National Press Club Criticizes Illinois Court for Coercing Patch.com Reporter

The National Press Club criticized Thursday the decision by an Illinois county judge last week to hold a Patch.com reporter in contempt of court and to impose hundreds of dollars in daily fines after the reporter refused to reveal the source of leaked police reports.

Joseph Hosey, who edits the Shorewood, Ill. Patch website, used police reports provided to him by an anonymous source to report certain lurid details surrounding two high-profile area killings that occurred in January. The defense attorneys for one of the accused suspects called on Will County Circuit Court Judge Gerald Kinney to force Hosey to be questioned under oath about who provided him the case documents.

In August, the judge ordered Hosey to provide all papers he had related to the case and to be prepared to give up his source if the documents did not reveal who leaked the records. The former Herald-News reporter was given six-months to comply with the court order. He could be incarcerated if he fails to comply, according to a Chicago Sun-Times article.

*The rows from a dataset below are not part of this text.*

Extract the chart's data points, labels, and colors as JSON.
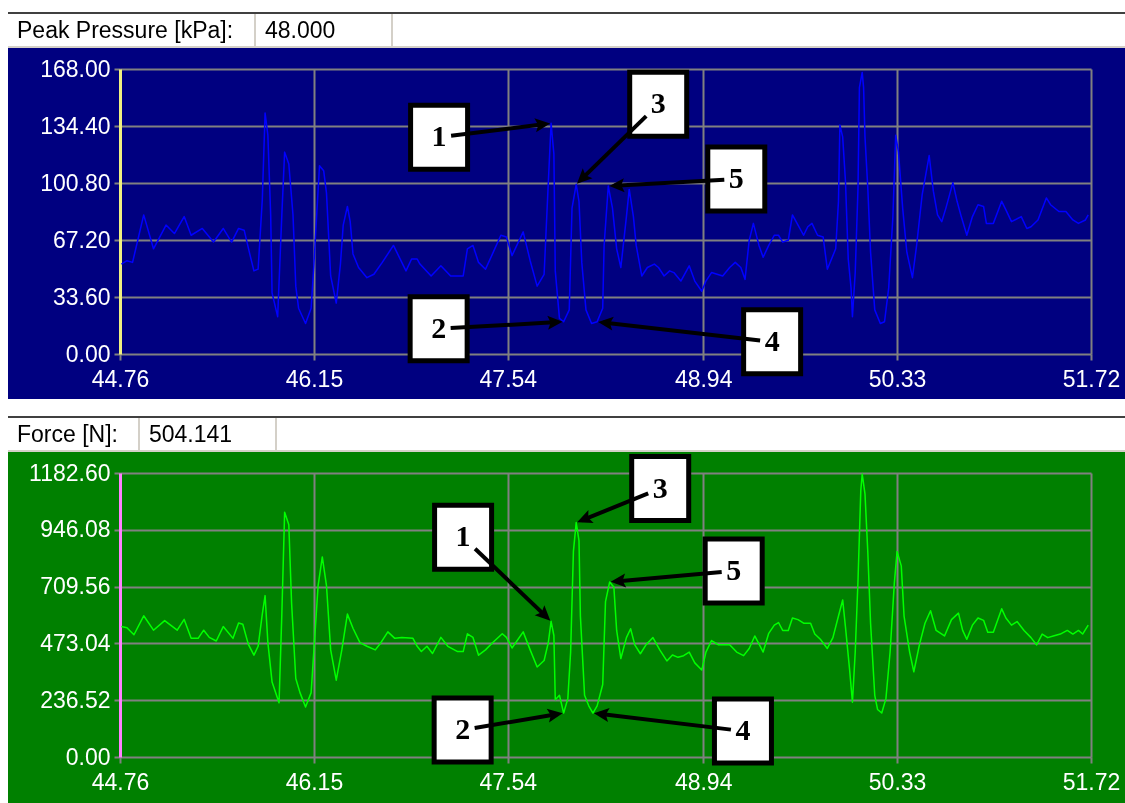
{
  "chart_data": [
    {
      "type": "line",
      "title": "Peak Pressure [kPa]:",
      "subtitle": "48.000",
      "x": [
        44.77,
        44.81,
        44.85,
        44.87,
        44.93,
        45.0,
        45.09,
        45.15,
        45.22,
        45.27,
        45.35,
        45.43,
        45.5,
        45.56,
        45.61,
        45.65,
        45.69,
        45.72,
        45.75,
        45.78,
        45.8,
        45.82,
        45.84,
        45.85,
        45.89,
        45.92,
        45.94,
        45.97,
        46.0,
        46.02,
        46.04,
        46.09,
        46.13,
        46.15,
        46.17,
        46.19,
        46.22,
        46.24,
        46.27,
        46.31,
        46.34,
        46.36,
        46.39,
        46.41,
        46.43,
        46.47,
        46.53,
        46.58,
        46.64,
        46.72,
        46.81,
        46.85,
        46.89,
        46.91,
        46.99,
        47.06,
        47.13,
        47.22,
        47.25,
        47.29,
        47.33,
        47.38,
        47.43,
        47.49,
        47.53,
        47.57,
        47.65,
        47.7,
        47.75,
        47.8,
        47.83,
        47.85,
        47.87,
        47.88,
        47.91,
        47.94,
        47.98,
        48.0,
        48.03,
        48.05,
        48.07,
        48.1,
        48.14,
        48.18,
        48.22,
        48.23,
        48.26,
        48.29,
        48.32,
        48.35,
        48.39,
        48.41,
        48.44,
        48.46,
        48.5,
        48.54,
        48.59,
        48.62,
        48.66,
        48.7,
        48.73,
        48.78,
        48.84,
        48.88,
        48.93,
        48.96,
        49.0,
        49.08,
        49.13,
        49.17,
        49.21,
        49.24,
        49.27,
        49.3,
        49.34,
        49.37,
        49.41,
        49.45,
        49.48,
        49.51,
        49.55,
        49.58,
        49.62,
        49.66,
        49.69,
        49.72,
        49.76,
        49.8,
        49.83,
        49.89,
        49.91,
        49.92,
        49.94,
        49.96,
        49.98,
        50.0,
        50.01,
        50.03,
        50.05,
        50.06,
        50.08,
        50.09,
        50.1,
        50.12,
        50.14,
        50.17,
        50.21,
        50.24,
        50.27,
        50.3,
        50.32,
        50.34,
        50.37,
        50.4,
        50.44,
        50.47,
        50.51,
        50.56,
        50.59,
        50.62,
        50.65,
        50.68,
        50.73,
        50.76,
        50.79,
        50.83,
        50.87,
        50.91,
        50.95,
        50.97,
        51.02,
        51.08,
        51.11,
        51.15,
        51.22,
        51.26,
        51.29,
        51.34,
        51.4,
        51.43,
        51.49,
        51.54,
        51.59,
        51.63,
        51.68,
        51.7
      ],
      "series": [
        {
          "color": "#0000ff",
          "values": [
            53,
            55,
            54,
            61,
            82,
            62,
            76,
            71,
            81,
            70,
            74,
            66,
            74,
            66,
            74,
            73,
            59,
            49,
            50,
            91,
            142,
            129,
            82,
            36,
            22,
            82,
            119,
            112,
            82,
            40,
            27,
            18,
            27,
            53,
            82,
            111,
            108,
            95,
            46,
            30,
            53,
            76,
            87,
            78,
            59,
            51,
            45,
            47,
            54,
            64,
            49,
            56,
            56,
            53,
            46,
            52,
            46,
            46,
            62,
            64,
            54,
            50,
            59,
            70,
            69,
            58,
            72,
            55,
            40,
            47,
            101,
            136,
            118,
            49,
            21,
            19,
            26,
            86,
            100,
            90,
            54,
            26,
            18,
            19,
            27,
            64,
            99,
            86,
            62,
            51,
            81,
            97,
            81,
            64,
            46,
            51,
            53,
            51,
            46,
            49,
            48,
            43,
            52,
            43,
            37,
            43,
            48,
            46,
            51,
            54,
            51,
            44,
            67,
            77,
            64,
            57,
            64,
            70,
            70,
            66,
            67,
            82,
            76,
            70,
            75,
            77,
            70,
            69,
            50,
            62,
            90,
            135,
            128,
            102,
            56,
            39,
            22,
            48,
            98,
            157,
            166,
            157,
            128,
            98,
            60,
            26,
            18,
            19,
            39,
            81,
            129,
            119,
            86,
            60,
            45,
            64,
            94,
            117,
            96,
            82,
            78,
            86,
            101,
            90,
            81,
            70,
            81,
            88,
            87,
            77,
            77,
            90,
            85,
            78,
            81,
            74,
            75,
            79,
            92,
            88,
            84,
            84,
            79,
            77,
            79,
            82
          ]
        }
      ],
      "xlim": [
        44.76,
        51.72
      ],
      "xticks": [
        44.76,
        46.15,
        47.54,
        48.94,
        50.33,
        51.72
      ],
      "ylim": [
        0,
        168
      ],
      "yticks": [
        {
          "value": 0,
          "label": "0.00"
        },
        {
          "value": 33.6,
          "label": "33.60"
        },
        {
          "value": 67.2,
          "label": "67.20"
        },
        {
          "value": 100.8,
          "label": "100.80"
        },
        {
          "value": 134.4,
          "label": "134.40"
        },
        {
          "value": 168,
          "label": "168.00"
        }
      ],
      "grid": true,
      "annotations": [
        {
          "text": "1",
          "x": 47.85,
          "y": 136
        },
        {
          "text": "2",
          "x": 47.94,
          "y": 19
        },
        {
          "text": "3",
          "x": 48.03,
          "y": 100
        },
        {
          "text": "4",
          "x": 48.18,
          "y": 19
        },
        {
          "text": "5",
          "x": 48.26,
          "y": 99
        }
      ]
    },
    {
      "type": "line",
      "title": "Force [N]:",
      "subtitle": "504.141",
      "x": [
        44.77,
        44.81,
        44.86,
        44.93,
        45.0,
        45.08,
        45.12,
        45.17,
        45.22,
        45.27,
        45.32,
        45.36,
        45.4,
        45.45,
        45.5,
        45.57,
        45.61,
        45.64,
        45.68,
        45.72,
        45.75,
        45.78,
        45.8,
        45.82,
        45.85,
        45.9,
        45.92,
        45.94,
        45.97,
        45.99,
        46.02,
        46.05,
        46.09,
        46.13,
        46.15,
        46.18,
        46.21,
        46.24,
        46.27,
        46.31,
        46.35,
        46.39,
        46.43,
        46.48,
        46.53,
        46.59,
        46.63,
        46.68,
        46.73,
        46.78,
        46.86,
        46.89,
        46.92,
        46.96,
        47.0,
        47.06,
        47.11,
        47.18,
        47.22,
        47.25,
        47.29,
        47.33,
        47.38,
        47.43,
        47.5,
        47.53,
        47.57,
        47.65,
        47.7,
        47.75,
        47.8,
        47.83,
        47.85,
        47.87,
        47.88,
        47.91,
        47.94,
        47.97,
        47.99,
        48.01,
        48.03,
        48.05,
        48.06,
        48.09,
        48.12,
        48.15,
        48.18,
        48.22,
        48.24,
        48.27,
        48.3,
        48.32,
        48.35,
        48.39,
        48.42,
        48.45,
        48.49,
        48.53,
        48.58,
        48.63,
        48.68,
        48.72,
        48.76,
        48.8,
        48.84,
        48.88,
        48.93,
        48.96,
        49.0,
        49.05,
        49.13,
        49.18,
        49.23,
        49.27,
        49.31,
        49.35,
        49.37,
        49.41,
        49.45,
        49.48,
        49.51,
        49.55,
        49.58,
        49.62,
        49.66,
        49.71,
        49.74,
        49.78,
        49.83,
        49.87,
        49.91,
        49.94,
        49.96,
        49.99,
        50.01,
        50.03,
        50.05,
        50.07,
        50.08,
        50.1,
        50.12,
        50.14,
        50.17,
        50.19,
        50.22,
        50.25,
        50.28,
        50.31,
        50.33,
        50.36,
        50.38,
        50.42,
        50.45,
        50.49,
        50.53,
        50.57,
        50.61,
        50.67,
        50.72,
        50.77,
        50.8,
        50.83,
        50.87,
        50.91,
        50.95,
        50.98,
        51.02,
        51.08,
        51.11,
        51.15,
        51.19,
        51.24,
        51.29,
        51.33,
        51.37,
        51.41,
        51.45,
        51.5,
        51.55,
        51.59,
        51.63,
        51.66,
        51.7
      ],
      "series": [
        {
          "color": "#00ff00",
          "values": [
            543,
            538,
            509,
            588,
            528,
            568,
            550,
            528,
            573,
            494,
            494,
            528,
            498,
            483,
            543,
            494,
            558,
            553,
            469,
            424,
            461,
            595,
            672,
            476,
            312,
            226,
            595,
            1019,
            967,
            640,
            327,
            268,
            208,
            268,
            446,
            714,
            833,
            714,
            446,
            320,
            446,
            595,
            536,
            476,
            461,
            446,
            476,
            521,
            494,
            498,
            494,
            461,
            439,
            461,
            431,
            498,
            461,
            439,
            439,
            513,
            498,
            424,
            446,
            476,
            513,
            498,
            454,
            521,
            446,
            375,
            402,
            476,
            565,
            506,
            238,
            257,
            183,
            243,
            437,
            856,
            976,
            901,
            587,
            257,
            213,
            183,
            213,
            302,
            647,
            729,
            707,
            527,
            410,
            497,
            534,
            467,
            430,
            467,
            497,
            445,
            400,
            425,
            415,
            422,
            437,
            392,
            362,
            437,
            485,
            467,
            467,
            437,
            422,
            452,
            504,
            460,
            437,
            515,
            549,
            560,
            527,
            527,
            579,
            572,
            557,
            557,
            512,
            490,
            452,
            497,
            587,
            654,
            542,
            362,
            228,
            437,
            737,
            1111,
            1178,
            1096,
            856,
            557,
            257,
            198,
            183,
            243,
            437,
            722,
            856,
            796,
            587,
            437,
            355,
            467,
            557,
            609,
            527,
            504,
            572,
            599,
            527,
            490,
            549,
            579,
            569,
            519,
            519,
            617,
            579,
            549,
            564,
            527,
            497,
            467,
            512,
            497,
            504,
            512,
            527,
            512,
            527,
            512,
            549
          ]
        }
      ],
      "xlim": [
        44.76,
        51.72
      ],
      "xticks": [
        44.76,
        46.15,
        47.54,
        48.94,
        50.33,
        51.72
      ],
      "ylim": [
        0,
        1182.6
      ],
      "yticks": [
        {
          "value": 0,
          "label": "0.00"
        },
        236.52,
        473.04,
        709.56,
        946.08,
        {
          "value": 1182.6,
          "label": "1182.60"
        }
      ],
      "grid": true,
      "annotations": [
        {
          "text": "1",
          "x": 47.85,
          "y": 565
        },
        {
          "text": "2",
          "x": 47.94,
          "y": 183
        },
        {
          "text": "3",
          "x": 48.03,
          "y": 976
        },
        {
          "text": "4",
          "x": 48.15,
          "y": 183
        },
        {
          "text": "5",
          "x": 48.27,
          "y": 729
        }
      ]
    }
  ]
}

"Judge Kinney's order appears to disregard the Illinois shield law and sends a bad signal to journalists working throughout the state and indeed the country," National Press Club President Angela Greiling Keane said. "The fines that Hosey has been ordered to pay are obscene and coercive."

Hosey's attorney has said he will file an appeal with the Illinois Appellate Court. The $300 in daily fines have been stayed in the meantime.

The state's shield law gives reporters protection from being compelled to reveal their sources if police have not first exhausted "all other available sources of information," so long as the sought-after information is not "essential to the protection of the public interest involved," according to the Reporters Committee for Freedom of the Press.